Je me souviens d’un hôtel de luxe où la robinetterie était si compliquée que je n’ai pas réussi à faire fonctionner la douche.

Je me souviens de toilettes japonaises si raffinées que j’aurais pu y boire le thé.

Je me souviens de WC si précaires – un grand trou qui donnait le vertige – qu’elles m’avaient filé le fou rire, mais ça, je ne l’avais encore jamais vécu.

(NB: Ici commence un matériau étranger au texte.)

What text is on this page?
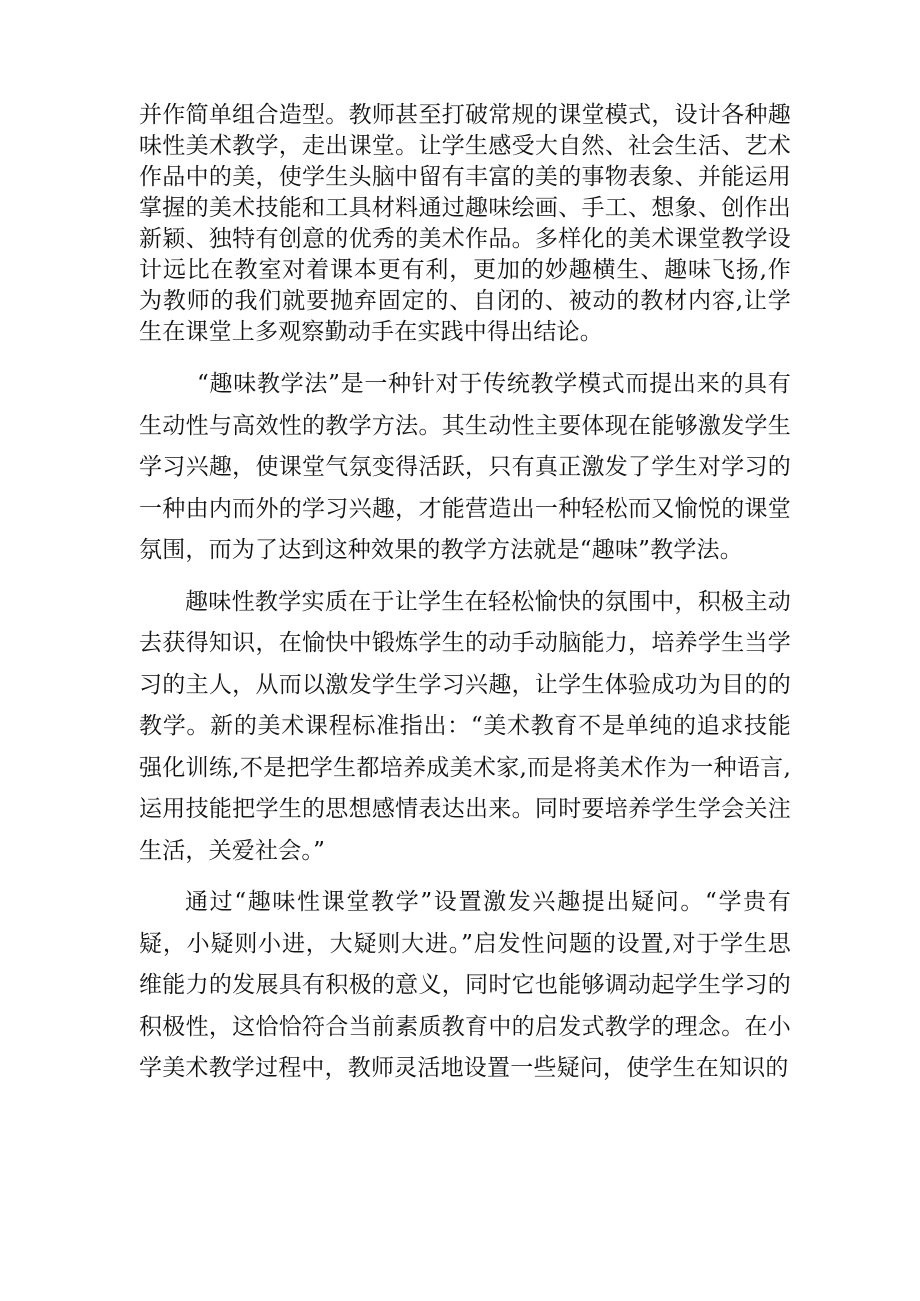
并作简单组合造型。教师甚至打破常规的课堂模式，设计各种趣味性美术教学，走出课堂。让学生感受大自然、社会生活、艺术作品中的美，使学生头脑中留有丰富的美的事物表象、并能运用掌握的美术技能和工具材料通过趣味绘画、手工、想象、创作出新颖、独特有创意的优秀的美术作品。多样化的美术课堂教学设计远比在教室对着课本更有利，更加的妙趣横生、趣味飞扬,作为教师的我们就要抛弃固定的、自闭的、被动的教材内容,让学生在课堂上多观察勤动手在实践中得出结论。

“趣味教学法”是一种针对于传统教学模式而提出来的具有生动性与高效性的教学方法。其生动性主要体现在能够激发学生学习兴趣，使课堂气氛变得活跃，只有真正激发了学生对学习的一种由内而外的学习兴趣，才能营造出一种轻松而又愉悦的课堂氛围，而为了达到这种效果的教学方法就是“趣味”教学法。

趣味性教学实质在于让学生在轻松愉快的氛围中，积极主动去获得知识，在愉快中锻炼学生的动手动脑能力，培养学生当学习的主人，从而以激发学生学习兴趣，让学生体验成功为目的的教学。新的美术课程标准指出：“美术教育不是单纯的追求技能强化训练,不是把学生都培养成美术家,而是将美术作为一种语言,运用技能把学生的思想感情表达出来。同时要培养学生学会关注生活，关爱社会。”

通过“趣味性课堂教学”设置激发兴趣提出疑问。“学贵有疑，小疑则小进，大疑则大进。”启发性问题的设置,对于学生思维能力的发展具有积极的意义，同时它也能够调动起学生学习的积极性，这恰恰符合当前素质教育中的启发式教学的理念。在小学美术教学过程中，教师灵活地设置一些疑问，使学生在知识的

Je tairai le nom de l’établissement parce que je l’aime bien, qu’il est près de la gare Cornavin et que je m’y rends régulièrement. J’étais donc en train de boire un café quand je décide d’aller aux toilettes. Connaissant les lieux, j’y vais d’un pas ferme. Arrivée au sous-sol, je constate que la porte est fermée, et la poignée bloquée. J’insiste, rien n’y fait. Je remonte à l’étage, demande ce qui se passe. On me dit:

– «Ah oui, on a oublié de vous dire. Par sécurité, il faut désormais un code pour aller aux cabinets».

On me le donne en chuchotant. J’ai l’impression d’être la Mata Hari des sanitaires.

Besoin pressant

Je redescends avec mes quatre chiffres que je répète dans ma tête pour être sûre de ne pas les confondre avec le code d’une de mes cartes de crédit, de mon PIN téléphonique, de mon PUK d’urgence, de mon numéro de sécurité pour les paiements en ligne, de mon digicode d’immeuble. Esprit Fort Boyard, es-tu là?

Parvenue devant la porte, je constate que le rouleau du cadenas est très petit et les chiffres minuscules. Je n’y vois rien. Je remonte en courant pour chercher mes lunettes et redescends aussitôt, d’un pas pressé, mon besoin devenant de plus en plus pressant.

Je me tortille et me dandine

De retour au sous-sol, je constate que, même avec des lunettes, le cadenas est microscopique et les encoches pas tout à fait en face des chiffres. Mes doigts n’ont plus l’agilité des joueurs de mikado mais je finis par déclencher le clic. La porte s’ouvre sur l’espace WC qui comprend deux cabines. Je me dirige vers celle de gauche. Fermée! Celle de droite. Fermée! Encore un code que je n’ai pas. Je peste contre cet établissement qui a dû lire son petit Freud illustré pour confondre toilettes et coffre-fort et fais ce que font les enfants quand ils piquent une crise: je secoue la poignée de bas en haut et la noie d’insultes.

C’est à ce moment précis que sort de la toilette d’en face une femme souriante qui me dit, comme pour me calmer: «Je crois que c’est occupé.»

En quelques minutes, je me suis sentie honteuse, vieille (vue qui baisse, mémoire qui flanche, doigts gourds), parano (pourquoi verrouiller l’accès? Menaces terroristes? Trafic de drogue?), infantilisée (faire pipi redevenait un apprentissage de la propreté) et terriblement seule dans un monde qui, croyant tout sécuriser, entrave les gestes les plus simples, et qui au nom du meilleur service au client, lui dessine l’épouvantable perspective de l’incontinence.